Dealing with an intestacy is complex, as the Administrators have to identify what living relatives there are and go through the order of priority of those living relatives. I once had a colleague who dealt with a very complex intestacy where there were around 200 beneficiaries and in the end the Administrator paid a tracing company to find them. That tracing exercise cost around £16,000, so the message would be – MAKE A WILL and save those that are left behind a lot of hassle and sometimes a huge amount of money.
I have undertaken a number of smaller traces and they can easily run into hundreds of pounds, which when making Wills I always advise my clients is hundreds of pounds that goes to some unknown tracing agent and not to friends and family. Of the traces that I have undertaken they have been around £800-1,000.

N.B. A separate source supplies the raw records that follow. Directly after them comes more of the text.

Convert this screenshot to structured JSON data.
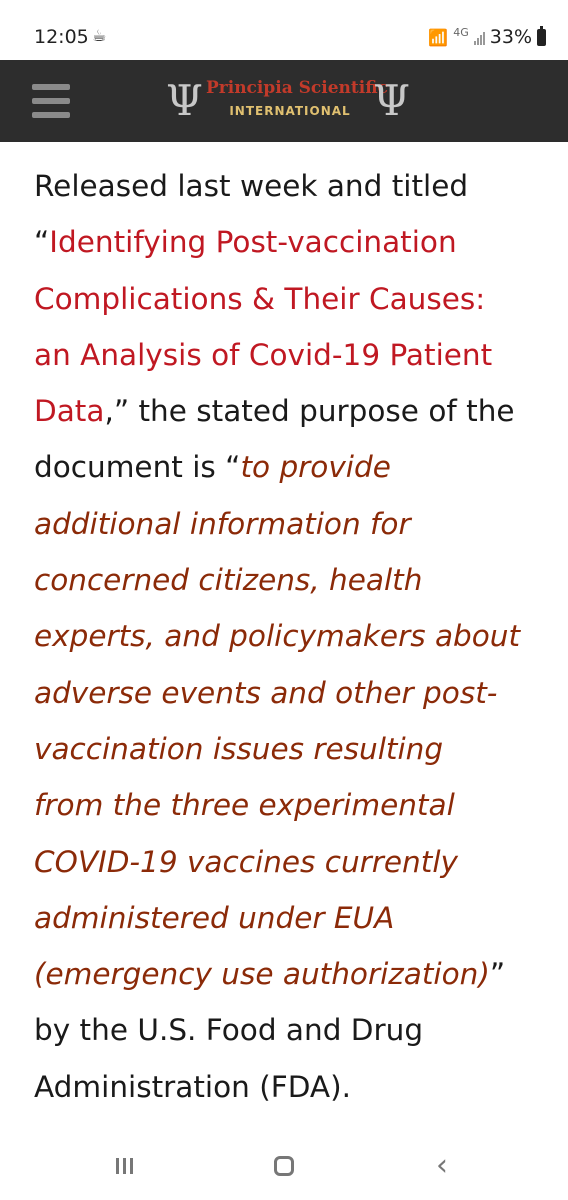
{
  "status_bar": {
    "time": "12:05",
    "network": "4G",
    "battery": "33%"
  },
  "header": {
    "logo_title": "Principia Scientific",
    "logo_subtitle": "INTERNATIONAL",
    "logo_symbol": "Ψ"
  },
  "article": {
    "lines": [
      {
        "parts": [
          {
            "text": "Released last week and titled",
            "style": "plain"
          }
        ]
      },
      {
        "parts": [
          {
            "text": "“",
            "style": "plain"
          },
          {
            "text": "Identifying Post-vaccination",
            "style": "link"
          }
        ]
      },
      {
        "parts": [
          {
            "text": "Complications & Their Causes:",
            "style": "link"
          }
        ]
      },
      {
        "parts": [
          {
            "text": "an Analysis of Covid-19 Patient",
            "style": "link"
          }
        ]
      },
      {
        "parts": [
          {
            "text": "Data",
            "style": "link"
          },
          {
            "text": ",” the stated purpose of the",
            "style": "plain"
          }
        ]
      },
      {
        "parts": [
          {
            "text": "document is “",
            "style": "plain"
          },
          {
            "text": "to provide",
            "style": "quote"
          }
        ]
      },
      {
        "parts": [
          {
            "text": "additional information for",
            "style": "quote"
          }
        ]
      },
      {
        "parts": [
          {
            "text": "concerned citizens, health",
            "style": "quote"
          }
        ]
      },
      {
        "parts": [
          {
            "text": "experts, and policymakers about",
            "style": "quote"
          }
        ]
      },
      {
        "parts": [
          {
            "text": "adverse events and other post-",
            "style": "quote"
          }
        ]
      },
      {
        "parts": [
          {
            "text": "vaccination issues resulting",
            "style": "quote"
          }
        ]
      },
      {
        "parts": [
          {
            "text": "from the three experimental",
            "style": "quote"
          }
        ]
      },
      {
        "parts": [
          {
            "text": "COVID-19 vaccines currently",
            "style": "quote"
          }
        ]
      },
      {
        "parts": [
          {
            "text": "administered under EUA",
            "style": "quote"
          }
        ]
      },
      {
        "parts": [
          {
            "text": "(emergency use authorization)",
            "style": "quote"
          },
          {
            "text": "”",
            "style": "plain"
          }
        ]
      },
      {
        "parts": [
          {
            "text": "by the U.S. Food and Drug",
            "style": "plain"
          }
        ]
      },
      {
        "parts": [
          {
            "text": "Administration (FDA).",
            "style": "plain"
          }
        ]
      }
    ]
  },
  "colors": {
    "header_bg": "#2d2d2d",
    "link_red": "#c01822",
    "quote_brown": "#8b2a08",
    "body_text": "#1a1a1a"
  },
  "nav_icons": [
    "recents-icon",
    "home-icon",
    "back-icon"
  ]
}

The first point is to work out if the deceased was married if the estate is worth more than £250,000. There are lots of places on the internet to find out the rules of intestacy and see who would benefit, so I won’t go into them here. Once you have checked out the rules of intestacy and worked out who should benefit from the estate, it is then a process of identifying them. This can be done with ID such as passport or driving licence, but the Administrators need to trace the ancestry, so to speak, so birth certificate will have parents on, if there have been marriages and divorces, then the marriage certificate and degree absolute will trace the name changes of the beneficiary, as well as any change of name deeds.
Overall the Administrator needs to be confident that they have correctly identified the beneficiary under the rules of intestacy. There is no clear rule about what forms of ID will suffice; it is about the Administrator being confident that they have correctly identified the right person to receive the gift.